Second, Ralston claims that I gave the impression that Angle wanted to remove the requirement to fund education from Nevada’s constitution.  I erred in drafting my original post if I conveyed this impression, and I apologize for that error.  My intention was to convey that Angle’s actions would have thwarted this provision of the state constitution — a view bolstered by the decision in Guinn — not that she wanted to amend the constitution itself.

Finally, Ralston also calls Guinnnuts” and explains that the court (after retirements, a death and an electoral defeat drastically changed its membership) later rejected its reasoning.

The case which overruled Guinn provided only one, not-terribly-useful sentence of explanation: “The Nevada Constitution should be read as a whole, so as to give effect to and harmonize each provision.”  If you accept Guinn‘s determination that the legislature was at an impasse, however, then the Guinn court was in the impossible position of deciding which provision of the state constitution would be violated.  Given this dreadful choice, it is easy to defend their decision to prefer two provisions that require very specific substantive results (funded public schools and a balanced budget) over one that merely set out a rule of legislative procedure.
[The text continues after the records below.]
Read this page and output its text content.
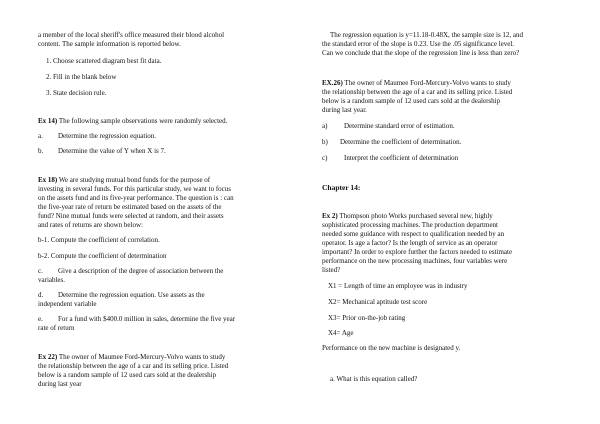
a member of the local sheriff's office measured their blood alcohol

content. The sample information is reported below.

1. Choose scattered diagram best fit data.

2. Fill in the blank below

3. State decision rule.

Ex 14) The following sample observations were randomly selected.

a. Determine the regression equation.

b. Determine the value of Y when X is 7.

Ex 18) We are studying mutual bond funds for the purpose of

investing in several funds. For this particular study, we want to focus

on the assets fund and its five-year performance. The question is : can

the five-year rate of return be estimated based on the assets of the

fund? Nine mutual funds were selected at random, and their assets

and rates of returns are shown below:

b-1. Compute the coefficient of correlation.

b-2. Compute the coefficient of determination

c. Give a description of the degree of association between the

variables.

d. Determine the regression equation. Use assets as the

independent variable

e. For a fund with $400.0 million in sales, determine the five year

rate of return

Ex 22) The owner of Maumee Ford-Mercury-Volvo wants to study

the relationship between the age of a car and its selling price. Listed

below is a random sample of 12 used cars sold at the dealership

during last year

The regression equation is y=11.18-0.48X, the sample size is 12, and

the standard error of the slope is 0.23. Use the .05 significance level.

Can we conclude that the slope of the regression line is less than zero?

EX.26) The owner of Maumee Ford-Mercury-Volvo wants to study

the relationship between the age of a car and its selling price. Listed

below is a random sample of 12 used cars sold at the dealership

during last year.

a) Determine standard error of estimation.

b) Determine the coefficient of determination.

c) Interpret the coefficient of determination

Chapter 14:

Ex 2) Thompson photo Works purchased several new, highly

sophisticated processing machines. The production department

needed some guidance with respect to qualification needed by an

operator. Is age a factor? Is the length of service as an operator

important? In order to explore further the factors needed to estimate

performance on the new processing machines, four variables were

listed?

X1 = Length of time an employee was in industry

X2= Mechanical aptitude test score

X3= Prior on-the-job rating

X4= Age

Performance on the new machine is designated y.

a. What is this equation called?
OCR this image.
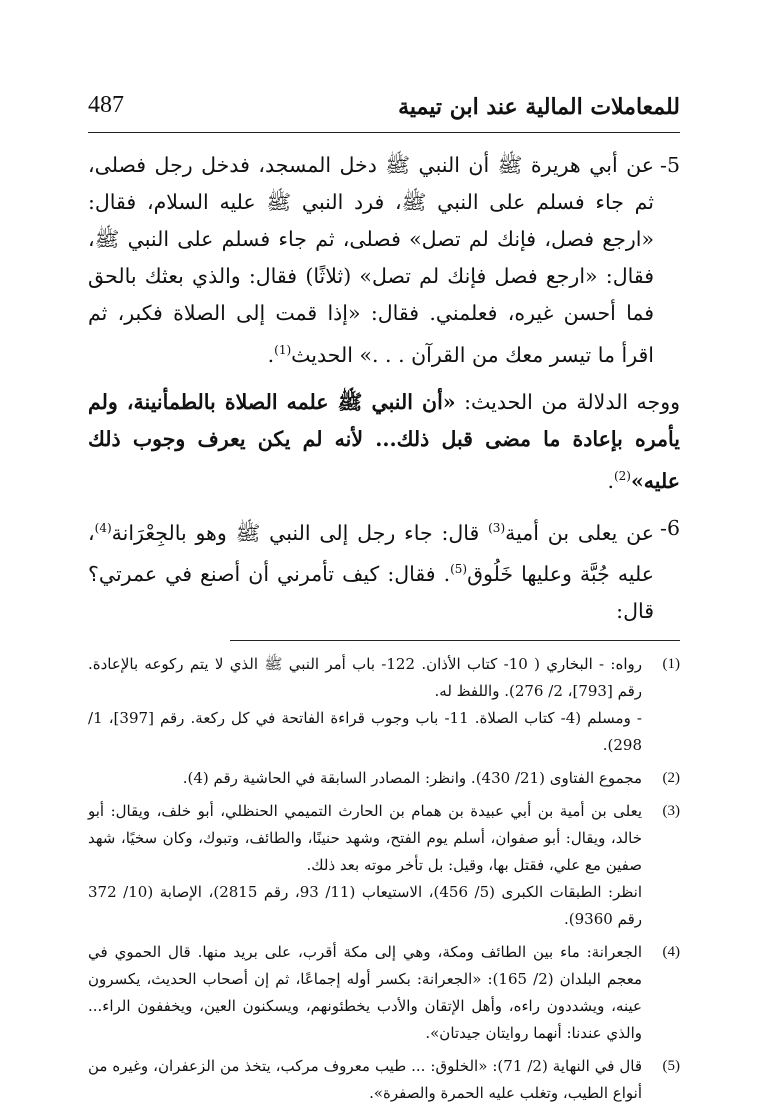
للمعاملات المالية عند ابن تيمية
487
5-
عن أبي هريرة ﷺ أن النبي ﷺ دخل المسجد، فدخل رجل فصلى، ثم جاء فسلم على النبي ﷺ، فرد النبي ﷺ عليه السلام، فقال: «ارجع فصل، فإنك لم تصل» فصلى، ثم جاء فسلم على النبي ﷺ، فقال: «ارجع فصل فإنك لم تصل» (ثلاثًا) فقال: والذي بعثك بالحق فما أحسن غيره، فعلمني. فقال: «إذا قمت إلى الصلاة فكبر، ثم اقرأ ما تيسر معك من القرآن . . .» الحديث$^{(1)}$.
ووجه الدلالة من الحديث: «أن النبي ﷺ علمه الصلاة بالطمأنينة، ولم يأمره بإعادة ما مضى قبل ذلك... لأنه لم يكن يعرف وجوب ذلك عليه»$^{(2)}$.
6-
عن يعلى بن أمية$^{(3)}$ قال: جاء رجل إلى النبي ﷺ وهو بالجِعْرَانة$^{(4)}$، عليه جُبَّة وعليها خَلُوق$^{(5)}$. فقال: كيف تأمرني أن أصنع في عمرتي؟ قال:
(1)
رواه: - البخاري ( 10- كتاب الأذان. 122- باب أمر النبي ﷺ الذي لا يتم ركوعه بالإعادة. رقم [793]، 2/ 276). واللفظ له.
- ومسلم (4- كتاب الصلاة. 11- باب وجوب قراءة الفاتحة في كل ركعة. رقم [397]، 1/ 298).
(2)
مجموع الفتاوى (21/ 430). وانظر: المصادر السابقة في الحاشية رقم (4).
(3)
يعلى بن أمية بن أبي عبيدة بن همام بن الحارث التميمي الحنظلي، أبو خلف، ويقال: أبو خالد، ويقال: أبو صفوان، أسلم يوم الفتح، وشهد حنينًا، والطائف، وتبوك، وكان سخيًا، شهد صفين مع علي، فقتل بها، وقيل: بل تأخر موته بعد ذلك.
انظر: الطبقات الكبرى (5/ 456)، الاستيعاب (11/ 93، رقم 2815)، الإصابة (10/ 372 رقم 9360).
(4)
الجعرانة: ماء بين الطائف ومكة، وهي إلى مكة أقرب، على بريد منها. قال الحموي في معجم البلدان (2/ 165): «الجعرانة: بكسر أوله إجماعًا، ثم إن أصحاب الحديث، يكسرون عينه، ويشددون راءه، وأهل الإتقان والأدب يخطئونهم، ويسكنون العين، ويخففون الراء... والذي عندنا: أنهما روايتان جيدتان».
(5)
قال في النهاية (2/ 71): «الخلوق: ... طيب معروف مركب، يتخذ من الزعفران، وغيره من أنواع الطيب، وتغلب عليه الحمرة والصفرة».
So what do we know about Angle’s conduct in this whole debacle?  We know that she passionately supports the same kind of anti-tax amendment that has led states like California into fiscal ruin.  We also know that six state supreme court justices believed that she was prepared to let Nevada’s public schools shut down in service of her anti-tax principles.  Nevertheless, because these justices did intervene in Nevada’s funding crisis, we can also never know what Angle would have done if the court had remained silent.